Is There Such a Thing as an Insincere Apology?
Let’s consider the question another way.
Is there such a thing as an insincere waiter?
An inattentive waiter, sure. An incompetent waiter, all too often. Even a surly waiter, on thankfully rare occasions.
But if your meal is delivered accurately, politely, in a timely manner, do you ever speculate if the waiter’s heart is really in it?
So why are we so hung up on sincerity and apology?
We seem to be very concerned that we might be duped into accepting an apology from an offender who’s not really sincere.
For example, your friend may apologize but how can you be sure he or she’s really sincere?
It’s a useless exercise to speculate on what truly goes on inside another person’s soul.
And since “sincerity” is a matter you can’t measure, it can’t be important to your response.
Apology is a Verb
That interior part of the process doesn’t really matter because it’s the exterior part of apology that’s important. It’s the exterior part of the apology that can be measured. For that reason, I’m okay with calling an apology a performance. We act out an apology.
Let’s get back to the waiter serving you a meal.
Does it matter it you if the waiter is sincere in the performance of his job?
Sure, ideally you’d like your server to be into the honor or serving you. It’s probably not your preference for the server to be secretly resentful or distracted.

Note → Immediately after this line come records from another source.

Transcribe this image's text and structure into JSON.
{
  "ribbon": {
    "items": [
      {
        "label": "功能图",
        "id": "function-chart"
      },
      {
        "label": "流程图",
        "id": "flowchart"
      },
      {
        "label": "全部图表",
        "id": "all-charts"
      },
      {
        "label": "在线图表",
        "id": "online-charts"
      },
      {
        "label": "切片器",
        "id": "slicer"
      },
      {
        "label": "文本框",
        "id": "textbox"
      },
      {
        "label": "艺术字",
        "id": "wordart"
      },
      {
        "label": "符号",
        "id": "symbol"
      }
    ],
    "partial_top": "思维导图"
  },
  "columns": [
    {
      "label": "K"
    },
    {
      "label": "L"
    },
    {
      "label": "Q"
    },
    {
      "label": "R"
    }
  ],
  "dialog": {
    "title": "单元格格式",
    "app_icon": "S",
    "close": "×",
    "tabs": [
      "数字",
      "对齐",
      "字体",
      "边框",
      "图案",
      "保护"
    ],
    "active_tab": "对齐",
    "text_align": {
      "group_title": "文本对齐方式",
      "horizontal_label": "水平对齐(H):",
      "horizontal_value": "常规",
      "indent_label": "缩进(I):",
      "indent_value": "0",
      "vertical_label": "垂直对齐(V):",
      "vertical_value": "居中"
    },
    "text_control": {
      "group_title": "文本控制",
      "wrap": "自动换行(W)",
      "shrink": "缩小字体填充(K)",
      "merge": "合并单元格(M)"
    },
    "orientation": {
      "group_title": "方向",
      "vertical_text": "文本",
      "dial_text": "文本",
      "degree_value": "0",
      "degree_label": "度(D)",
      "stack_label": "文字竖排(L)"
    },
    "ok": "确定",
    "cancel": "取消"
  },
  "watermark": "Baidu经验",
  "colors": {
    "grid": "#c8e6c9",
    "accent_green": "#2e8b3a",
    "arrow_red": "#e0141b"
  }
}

But none of that matters if your dinner is delivered in a professional manner, If it is, you accept the service, thank the waiter, enjoy the meal, and leave a nice tip. The waiter’s interior experience is none of the diner’s business as long as the server takes care to protect the diner from that interior experience.
Of course, if by his or her performance for whatever reason, the server demonstrates a lack of professionalism, friendliness, and ability to deliver a meal in a professional manner, then a customer is entitled to be annoyed, complain to the manager, and withhold a tip.
Same thing with apologies
Forget sincerity and focus on performance.
Is the apology delivered in a professional manner? Has the offender offered the healing words? Has she accepted responsibility? Has his body language been appropriate? Has she offered appropriate restitution? Has he made promises about future behavior and, most important, has he kept those promises?
If the answer to these questions is yes, then the offender has delivered an effective apology that you should be able to accept on the strength of the delivery and his subsequent performance. It’s time to move on.
Doing anything else is like stiffing a waiter who has performed professionally because you are not sufficiently convinced of his or her sincerity.